The Oscar-winning Nomadland from director Chloé Zhao can finally be streamed in India on Disney+ Hotstar. I had been waiting for it since its big win at the Venice Film Festival (it was awarded the Golden Lion). Based on Nomadland: Surviving America in the Twenty-First Century by Jessica Bruder, Zhao's film follows Fern (Frances McDormand), a widow and a van-dwelling nomad, as she travels around the United States. She likes to refer to herself as "houseless". The vast, open land is her home now. New families are introduced, goodbyes are made, and reunions happen again because the world is round and a nomad keeps circling on it.
For Fern, the dynamic environment constitutes the other half of her existence. In a carefully calibrated shot, Fern (driving her van) is adjusted to the left while the changing landscape is positioned to the right. It looks like yin and yang. The nomad and the wild terrains are interconnected and inseparable. Unsurprisingly, she refuses to stay at her sister's place and rejects another offer to live in a guest house. Zhao adopts long, unbroken camera movements to survey the crowd around Fern to give an impression of the chaotic and peripatetic lifestyle of the itinerants. The lens turns static when they depart, leaving the ground empty, to evoke the pathos and stillness of the moment. She does something similar at the dining table in Dave's (David Strathairn) house.

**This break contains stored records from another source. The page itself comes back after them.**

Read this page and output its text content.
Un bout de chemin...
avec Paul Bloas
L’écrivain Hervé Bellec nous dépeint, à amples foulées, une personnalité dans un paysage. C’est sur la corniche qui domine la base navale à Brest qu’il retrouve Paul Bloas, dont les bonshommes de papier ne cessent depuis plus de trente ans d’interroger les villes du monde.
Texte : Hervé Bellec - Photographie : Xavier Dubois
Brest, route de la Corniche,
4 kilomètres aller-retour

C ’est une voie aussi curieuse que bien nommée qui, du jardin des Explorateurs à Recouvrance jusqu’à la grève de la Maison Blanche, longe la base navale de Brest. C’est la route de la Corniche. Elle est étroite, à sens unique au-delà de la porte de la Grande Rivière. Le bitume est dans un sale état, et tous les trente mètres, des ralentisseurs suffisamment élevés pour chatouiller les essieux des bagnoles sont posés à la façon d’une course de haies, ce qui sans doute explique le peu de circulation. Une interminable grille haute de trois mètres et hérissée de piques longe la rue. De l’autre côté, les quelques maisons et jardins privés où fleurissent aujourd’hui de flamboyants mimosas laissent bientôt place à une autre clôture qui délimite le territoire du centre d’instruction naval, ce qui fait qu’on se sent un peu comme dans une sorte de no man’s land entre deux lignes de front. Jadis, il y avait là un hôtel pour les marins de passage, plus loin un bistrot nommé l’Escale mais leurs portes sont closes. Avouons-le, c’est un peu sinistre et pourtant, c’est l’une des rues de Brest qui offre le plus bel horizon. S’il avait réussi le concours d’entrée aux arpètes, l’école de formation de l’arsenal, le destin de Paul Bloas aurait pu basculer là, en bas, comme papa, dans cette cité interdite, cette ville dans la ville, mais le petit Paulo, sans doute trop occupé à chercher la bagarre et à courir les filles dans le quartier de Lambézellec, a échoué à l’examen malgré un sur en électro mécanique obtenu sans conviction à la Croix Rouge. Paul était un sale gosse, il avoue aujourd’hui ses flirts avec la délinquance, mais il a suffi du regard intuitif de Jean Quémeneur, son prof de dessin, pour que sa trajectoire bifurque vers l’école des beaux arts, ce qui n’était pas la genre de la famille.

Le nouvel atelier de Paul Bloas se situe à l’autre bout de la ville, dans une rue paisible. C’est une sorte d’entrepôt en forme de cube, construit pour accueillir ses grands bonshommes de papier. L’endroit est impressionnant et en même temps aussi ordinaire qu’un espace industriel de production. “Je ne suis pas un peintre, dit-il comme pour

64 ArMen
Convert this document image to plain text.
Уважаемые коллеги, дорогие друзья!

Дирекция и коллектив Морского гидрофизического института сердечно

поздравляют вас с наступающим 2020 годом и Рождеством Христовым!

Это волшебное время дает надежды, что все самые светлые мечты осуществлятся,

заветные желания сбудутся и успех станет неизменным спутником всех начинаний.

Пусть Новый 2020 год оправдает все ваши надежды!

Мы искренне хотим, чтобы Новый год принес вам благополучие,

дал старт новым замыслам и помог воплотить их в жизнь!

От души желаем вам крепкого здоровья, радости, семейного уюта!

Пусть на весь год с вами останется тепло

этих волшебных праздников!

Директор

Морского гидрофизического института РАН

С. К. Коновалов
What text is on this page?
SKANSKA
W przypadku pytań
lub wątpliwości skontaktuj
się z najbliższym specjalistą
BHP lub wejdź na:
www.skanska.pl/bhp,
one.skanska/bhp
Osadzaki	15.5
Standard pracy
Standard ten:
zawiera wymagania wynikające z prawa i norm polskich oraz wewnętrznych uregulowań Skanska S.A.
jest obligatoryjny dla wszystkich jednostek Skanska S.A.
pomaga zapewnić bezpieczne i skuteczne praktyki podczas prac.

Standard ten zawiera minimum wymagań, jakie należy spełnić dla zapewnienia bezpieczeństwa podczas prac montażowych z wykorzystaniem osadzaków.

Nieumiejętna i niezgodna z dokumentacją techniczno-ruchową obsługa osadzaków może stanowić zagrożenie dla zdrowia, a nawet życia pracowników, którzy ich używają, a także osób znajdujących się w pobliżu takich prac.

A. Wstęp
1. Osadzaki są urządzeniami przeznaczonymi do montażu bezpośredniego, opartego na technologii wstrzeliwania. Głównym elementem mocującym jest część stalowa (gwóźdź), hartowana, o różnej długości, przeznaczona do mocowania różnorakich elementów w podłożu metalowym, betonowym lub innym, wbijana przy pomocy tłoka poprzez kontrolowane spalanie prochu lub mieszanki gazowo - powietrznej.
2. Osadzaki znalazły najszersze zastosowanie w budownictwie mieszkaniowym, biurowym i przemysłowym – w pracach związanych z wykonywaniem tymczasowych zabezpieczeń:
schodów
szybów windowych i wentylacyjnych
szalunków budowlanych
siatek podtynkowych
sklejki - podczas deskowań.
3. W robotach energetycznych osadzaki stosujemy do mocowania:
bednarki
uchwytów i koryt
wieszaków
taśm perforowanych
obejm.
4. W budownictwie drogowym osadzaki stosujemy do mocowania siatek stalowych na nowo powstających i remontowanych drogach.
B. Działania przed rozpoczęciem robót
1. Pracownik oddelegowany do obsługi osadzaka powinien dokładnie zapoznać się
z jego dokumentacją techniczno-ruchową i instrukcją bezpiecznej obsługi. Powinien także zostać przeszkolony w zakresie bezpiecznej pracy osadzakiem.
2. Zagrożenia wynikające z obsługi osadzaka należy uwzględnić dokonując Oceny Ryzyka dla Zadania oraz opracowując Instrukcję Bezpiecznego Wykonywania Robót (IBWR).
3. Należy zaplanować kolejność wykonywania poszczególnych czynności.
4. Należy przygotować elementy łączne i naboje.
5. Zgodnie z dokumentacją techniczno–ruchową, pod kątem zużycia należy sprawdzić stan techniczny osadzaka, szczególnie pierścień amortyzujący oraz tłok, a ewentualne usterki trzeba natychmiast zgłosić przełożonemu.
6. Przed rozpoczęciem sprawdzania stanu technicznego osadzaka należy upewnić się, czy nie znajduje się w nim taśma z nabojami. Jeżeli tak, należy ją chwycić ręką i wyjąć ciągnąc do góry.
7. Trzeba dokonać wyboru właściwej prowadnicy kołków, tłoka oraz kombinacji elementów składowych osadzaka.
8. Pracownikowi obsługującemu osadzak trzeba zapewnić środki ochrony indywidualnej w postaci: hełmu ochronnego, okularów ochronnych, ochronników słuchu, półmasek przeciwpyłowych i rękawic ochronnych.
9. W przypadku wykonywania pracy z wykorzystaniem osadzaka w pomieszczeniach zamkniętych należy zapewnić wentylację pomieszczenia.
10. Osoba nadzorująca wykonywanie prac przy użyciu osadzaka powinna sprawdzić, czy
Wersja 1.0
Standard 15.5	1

Zhao entrancingly captures the dusty roads, lofty mountains, sandy lands and radiant skies. When you see the ripples of the water in a closeup, you believe you can touch its surface by simply extending the fingers of your hands. The compliments, however, come with complaints. You admire the beauty of Nomadland so much so that it puts you in a pickle. While it's undeniable that the film looks magnificent, these eye-candy frames stop you from having any emotional or personal attachments with the characters. Fern smiles and goes through some photos, including of her husband. Just when you begin to dwell on her pain, the film cuts to a wide shot of her giving a haircut. When she informs her sister that she cannot live with her, you appreciate the lighting in the room and the composition rather than swelling with sentiment. There so many breathtaking wide-angle shots in Nomadland that you find it easier to attach yourself to the scenery than the turmoil of the characters. Near turbulent waves, when Fern stands spreading her arms as if in a state of acceptance, what supposedly had to be a cathartic or liberating moment turns into a dance of gorgeous vistas coupled with the orchestra of melancholic music. Grandeur overshadows the soul.
Nomadland's splendour serves more as a distraction than a gateway into the mood of its setting or characters. The film is undermined by its spectacle.